Prior-Art Distinctions

Conventional agent architectures treat capability as a runtime check. The planner emits a plan freely, the executor attempts each step, and steps that exceed the agent's actual capability fail at execution and trigger refusal, retry, or fallback. This pattern has three characteristic weaknesses. First, the failed step has already consumed resources by the time the failure is detected. Second, the plan as a whole may have been structured around the assumption that the failed step would succeed, and the failure cascades. Third, the agent's behavioral record contains the attempt, which inflates apparent risk and complicates audit. Constrained behavior avoids all three by ensuring the action never enters the plan.

Conventional safety frameworks also treat refusal as the safety boundary. An action is generated, classified, and refused. Constrained behavior moves the boundary upstream of generation: the action is not generated, because the alphabet does not contain it. This is structurally stronger than refusal because it does not depend on the classifier being correct; the classifier is not invoked.

Failure Modes Prevented

Constrained behavior is targeted at a specific cluster of failure modes that recur in conventional agent architectures. The first is the optimistic-plan failure, in which the planner assembles a plan that includes a step the agent cannot actually perform, the plan as a whole is committed, and the failure of the unsupported step occurs partway through execution. By that point the agent has typically taken irrevocable actions on prior steps, and the rollback is either impossible or expensive. The mechanism prevents this by ensuring that the unsupported step never enters the plan, so the optimistic commitment never occurs.

The second is the near-miss-pollution failure, in which the agent generates many candidate plans containing out-of-capability actions, the actions are filtered late in the pipeline, and the filter rejects them. The behavioral record of the agent then contains many near-miss attempts, which complicates audit and inflates apparent risk metrics that are computed over the candidate set. The mechanism prevents this by structurally excluding out-of-capability actions from the candidate set, so the audit and the risk metrics see only feasible plans.
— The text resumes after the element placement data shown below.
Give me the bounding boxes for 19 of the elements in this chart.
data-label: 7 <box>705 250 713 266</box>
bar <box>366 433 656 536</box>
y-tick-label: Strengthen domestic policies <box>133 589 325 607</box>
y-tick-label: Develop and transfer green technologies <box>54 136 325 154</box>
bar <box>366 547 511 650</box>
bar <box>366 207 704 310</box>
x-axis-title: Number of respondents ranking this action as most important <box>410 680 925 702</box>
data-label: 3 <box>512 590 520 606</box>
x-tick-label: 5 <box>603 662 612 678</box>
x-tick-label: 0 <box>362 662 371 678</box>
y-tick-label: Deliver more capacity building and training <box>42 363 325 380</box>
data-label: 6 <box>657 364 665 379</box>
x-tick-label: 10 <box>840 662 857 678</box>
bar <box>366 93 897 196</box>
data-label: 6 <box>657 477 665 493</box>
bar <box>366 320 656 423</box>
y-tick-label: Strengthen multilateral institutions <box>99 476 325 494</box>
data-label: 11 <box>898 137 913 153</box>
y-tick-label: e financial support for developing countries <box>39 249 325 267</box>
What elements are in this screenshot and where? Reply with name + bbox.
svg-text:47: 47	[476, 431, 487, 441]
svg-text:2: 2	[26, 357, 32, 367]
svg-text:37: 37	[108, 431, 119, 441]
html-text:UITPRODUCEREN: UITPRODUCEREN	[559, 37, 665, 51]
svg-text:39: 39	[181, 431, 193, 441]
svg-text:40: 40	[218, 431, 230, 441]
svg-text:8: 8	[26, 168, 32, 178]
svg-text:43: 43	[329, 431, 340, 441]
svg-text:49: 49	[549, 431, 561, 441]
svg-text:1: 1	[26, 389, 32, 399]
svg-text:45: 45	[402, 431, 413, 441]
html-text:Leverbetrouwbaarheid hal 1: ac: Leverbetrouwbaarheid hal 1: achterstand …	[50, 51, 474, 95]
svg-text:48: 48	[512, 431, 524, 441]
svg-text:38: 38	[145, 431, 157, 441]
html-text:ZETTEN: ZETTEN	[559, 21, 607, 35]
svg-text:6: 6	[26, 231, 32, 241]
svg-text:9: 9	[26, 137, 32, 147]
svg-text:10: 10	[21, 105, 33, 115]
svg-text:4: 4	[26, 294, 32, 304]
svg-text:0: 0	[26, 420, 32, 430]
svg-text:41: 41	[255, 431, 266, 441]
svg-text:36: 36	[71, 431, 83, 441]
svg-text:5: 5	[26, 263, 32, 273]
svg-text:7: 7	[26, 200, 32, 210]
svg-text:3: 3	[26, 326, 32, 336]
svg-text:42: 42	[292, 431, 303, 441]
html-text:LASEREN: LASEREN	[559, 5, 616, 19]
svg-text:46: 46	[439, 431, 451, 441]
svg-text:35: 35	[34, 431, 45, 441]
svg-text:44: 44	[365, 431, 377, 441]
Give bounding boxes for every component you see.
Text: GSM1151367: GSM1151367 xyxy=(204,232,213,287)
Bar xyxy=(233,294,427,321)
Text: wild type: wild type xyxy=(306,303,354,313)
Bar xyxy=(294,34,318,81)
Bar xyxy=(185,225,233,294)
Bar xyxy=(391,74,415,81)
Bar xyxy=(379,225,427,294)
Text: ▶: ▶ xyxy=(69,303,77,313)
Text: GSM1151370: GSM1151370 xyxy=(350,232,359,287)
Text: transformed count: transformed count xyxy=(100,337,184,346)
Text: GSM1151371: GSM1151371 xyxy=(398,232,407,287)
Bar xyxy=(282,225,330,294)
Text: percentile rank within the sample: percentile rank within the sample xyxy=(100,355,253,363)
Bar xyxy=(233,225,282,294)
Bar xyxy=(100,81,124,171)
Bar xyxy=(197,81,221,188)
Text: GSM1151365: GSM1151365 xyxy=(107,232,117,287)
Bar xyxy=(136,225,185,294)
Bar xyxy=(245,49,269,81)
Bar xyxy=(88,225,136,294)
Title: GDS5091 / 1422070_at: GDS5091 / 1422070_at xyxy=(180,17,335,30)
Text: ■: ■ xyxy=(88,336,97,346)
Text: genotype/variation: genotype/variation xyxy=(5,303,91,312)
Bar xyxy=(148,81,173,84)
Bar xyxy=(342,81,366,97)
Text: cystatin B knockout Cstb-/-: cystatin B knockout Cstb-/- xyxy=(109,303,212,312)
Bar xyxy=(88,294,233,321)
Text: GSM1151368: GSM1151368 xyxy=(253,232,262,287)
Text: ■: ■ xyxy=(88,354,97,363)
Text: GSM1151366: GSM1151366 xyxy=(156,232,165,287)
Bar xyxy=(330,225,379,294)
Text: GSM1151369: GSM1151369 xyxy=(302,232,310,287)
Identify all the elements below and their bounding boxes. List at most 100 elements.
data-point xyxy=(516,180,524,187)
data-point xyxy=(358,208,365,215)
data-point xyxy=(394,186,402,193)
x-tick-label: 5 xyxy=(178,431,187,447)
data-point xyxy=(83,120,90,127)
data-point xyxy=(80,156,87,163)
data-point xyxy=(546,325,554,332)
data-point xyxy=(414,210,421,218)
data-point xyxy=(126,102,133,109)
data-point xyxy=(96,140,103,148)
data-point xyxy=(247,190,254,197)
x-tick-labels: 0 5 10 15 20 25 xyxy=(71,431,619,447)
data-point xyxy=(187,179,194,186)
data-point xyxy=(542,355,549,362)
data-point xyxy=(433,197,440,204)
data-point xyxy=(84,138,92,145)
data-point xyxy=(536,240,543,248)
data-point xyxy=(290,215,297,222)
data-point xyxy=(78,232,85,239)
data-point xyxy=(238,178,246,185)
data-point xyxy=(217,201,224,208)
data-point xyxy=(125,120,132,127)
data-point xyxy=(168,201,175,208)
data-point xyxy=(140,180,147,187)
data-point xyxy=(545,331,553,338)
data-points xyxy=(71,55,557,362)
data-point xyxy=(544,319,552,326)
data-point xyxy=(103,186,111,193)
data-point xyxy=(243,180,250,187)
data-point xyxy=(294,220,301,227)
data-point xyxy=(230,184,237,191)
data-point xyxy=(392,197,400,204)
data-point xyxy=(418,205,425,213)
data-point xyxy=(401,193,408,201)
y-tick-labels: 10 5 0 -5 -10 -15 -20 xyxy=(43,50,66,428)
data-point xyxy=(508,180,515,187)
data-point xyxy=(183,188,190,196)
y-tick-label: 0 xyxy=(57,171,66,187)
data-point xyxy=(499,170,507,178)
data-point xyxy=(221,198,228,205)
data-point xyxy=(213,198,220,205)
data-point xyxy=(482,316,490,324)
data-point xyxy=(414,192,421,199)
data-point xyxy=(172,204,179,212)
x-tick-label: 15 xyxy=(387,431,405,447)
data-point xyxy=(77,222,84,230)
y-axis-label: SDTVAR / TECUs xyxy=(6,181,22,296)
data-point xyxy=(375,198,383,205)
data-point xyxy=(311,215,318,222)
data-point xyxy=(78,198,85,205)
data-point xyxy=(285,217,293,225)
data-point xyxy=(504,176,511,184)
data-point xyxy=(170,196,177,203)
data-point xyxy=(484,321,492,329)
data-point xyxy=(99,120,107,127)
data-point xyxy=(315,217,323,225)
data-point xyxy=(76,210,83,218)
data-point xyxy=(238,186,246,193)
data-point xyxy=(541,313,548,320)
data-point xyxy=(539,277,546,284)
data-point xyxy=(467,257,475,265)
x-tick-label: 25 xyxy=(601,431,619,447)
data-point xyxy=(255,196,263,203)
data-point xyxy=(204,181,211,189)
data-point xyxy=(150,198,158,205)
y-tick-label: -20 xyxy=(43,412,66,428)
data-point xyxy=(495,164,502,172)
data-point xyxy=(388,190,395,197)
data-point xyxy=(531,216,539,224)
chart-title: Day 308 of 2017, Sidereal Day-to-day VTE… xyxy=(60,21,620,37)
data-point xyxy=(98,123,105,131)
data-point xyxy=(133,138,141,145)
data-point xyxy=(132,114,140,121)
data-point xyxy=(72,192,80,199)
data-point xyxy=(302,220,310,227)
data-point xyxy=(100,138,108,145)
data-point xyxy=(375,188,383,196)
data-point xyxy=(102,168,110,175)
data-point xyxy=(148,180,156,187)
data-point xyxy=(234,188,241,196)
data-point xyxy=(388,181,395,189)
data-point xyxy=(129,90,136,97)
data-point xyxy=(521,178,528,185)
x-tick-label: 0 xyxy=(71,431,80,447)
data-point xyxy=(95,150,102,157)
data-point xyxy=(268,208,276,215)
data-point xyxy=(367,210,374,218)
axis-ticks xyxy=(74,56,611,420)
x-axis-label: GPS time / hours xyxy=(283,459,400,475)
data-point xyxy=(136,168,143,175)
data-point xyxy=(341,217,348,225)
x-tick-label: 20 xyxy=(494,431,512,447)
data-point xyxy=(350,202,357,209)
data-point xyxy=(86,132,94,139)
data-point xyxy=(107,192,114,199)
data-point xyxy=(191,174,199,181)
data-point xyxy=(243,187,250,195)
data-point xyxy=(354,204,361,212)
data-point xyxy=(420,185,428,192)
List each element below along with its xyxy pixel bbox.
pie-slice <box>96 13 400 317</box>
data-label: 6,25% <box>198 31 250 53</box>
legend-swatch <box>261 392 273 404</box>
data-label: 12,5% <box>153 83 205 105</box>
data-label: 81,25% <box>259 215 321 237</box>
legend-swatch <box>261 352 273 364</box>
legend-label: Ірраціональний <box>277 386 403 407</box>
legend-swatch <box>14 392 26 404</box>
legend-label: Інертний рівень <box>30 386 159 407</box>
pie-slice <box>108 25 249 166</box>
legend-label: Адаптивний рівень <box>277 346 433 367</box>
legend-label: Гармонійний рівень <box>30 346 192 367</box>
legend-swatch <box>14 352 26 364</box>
The third is the substrate-drift failure, in which a capability that was once demonstrated remains in the alphabet after the underlying substrate has changed in a way that invalidates the demonstration. The agent continues to plan as if the capability were current, and the failure surfaces at execution. The validity-window machinery prevents this by suspending entries whose underlying substrate has changed, removing them from the alphabet until a fresh demonstration is recorded.

The fourth is the composite-extrapolation failure, in which a sequence of individually demonstrated steps is assumed to compose into a working sequence even though the composition has not been demonstrated. The hierarchical embodiment prevents this by requiring composite entries to be demonstrated end-to-end before they are admitted to the alphabet, so the planner does not extrapolate from primitives to composites without evidence.

Disclosure Scope

The mechanism described herein is a component of the cognition patent's capability-awareness surface. The disclosure covers the typed capability vector grounded in demonstration records, the planner's use of the vector as its action alphabet, the structural impossibility of emitting out-of-capability plans, the validity-window machinery that suspends entries when the substrate changes, the structured infeasibility record returned when a goal cannot be planned, and the hierarchical, dynamic, context-partitioned, and statically enumerated embodiments. The disclosure is intended to cover any system in which an agent's planner is structurally restricted to a demonstrated action alphabet such that out-of-capability actions cannot be planned, regardless of the planner's underlying scoring or generation method.